Under Moorcock, New Worlds was at the forefront of science fiction’s so-called ‘new wave’. In the golden age of the thirties and forties, SF had been a genre of ray guns and robots, focused on the frontiers opened up by science and technology. It was muscular, optimistic, often aggressive, its heroes exploring space and colonizing planets with an almost nineteenth-century vigour. Moorcock’s polemic editorials repositioned the genre as a speculative avant-garde, a venue for a more anxious and subversive style of imagination. Ballard’s experimental fictions share a set of preoccupations – the media, sex, war, altered states of consciousness, the troubling nature of political and religious authority – with other new wave writers like Samuel Delaney, Thomas M. Disch, Norman Spinrad and Philip K. Dick, all of whom were published in the magazine.
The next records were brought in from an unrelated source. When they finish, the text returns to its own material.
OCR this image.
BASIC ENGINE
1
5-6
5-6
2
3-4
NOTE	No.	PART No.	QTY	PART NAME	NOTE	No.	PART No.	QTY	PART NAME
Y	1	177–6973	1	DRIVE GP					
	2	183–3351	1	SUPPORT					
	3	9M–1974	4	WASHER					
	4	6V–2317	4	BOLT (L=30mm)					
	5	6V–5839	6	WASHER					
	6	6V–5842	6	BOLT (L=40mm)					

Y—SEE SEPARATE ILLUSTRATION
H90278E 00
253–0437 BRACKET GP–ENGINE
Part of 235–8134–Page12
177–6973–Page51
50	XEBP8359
Ballard’s other main supporter in this period was Ambit, the tiny but influential literary journal run by London paediatrician Martin Bax. Also in 1966 Bax published ‘You: Coma: Marilyn Monroe’ and ‘The Assassination of John Fitzgerald Kennedy Considered as a Downhill Motor Race’. The following year Ballard became Ambit’s prose editor, bringing in the artist Eduardo Paolozzi (as Moorcock did at New Worlds) to produce a series of collages and visual essays that echoed Ballard’s own obsessions. Looking at the contributor lists for these very different magazines we see on the one hand Ballard alongside major SF writers like Brian Aldiss and M. John Harrison and on the other, literary modernists like Ann Quin, Peter Porter and B. S. Johnson. The fact that Ballard was present in both these milieux was a sign that certain rigorously policed borders in British culture were beginning to crumble. However, neither New Worlds nor Ambit was in any sense the ‘mainstream’. Ironically, there is a publisher’s advertisement on the back of Ambit 29 (cover: pop art Kennedy in racing goggles) promoting Anthony Powell, Paul Scott, J. B. Priestley and Noël Coward, alongside a biography of Winston Churchill. Against this pale background, Ballard’s provocations were profoundly shocking.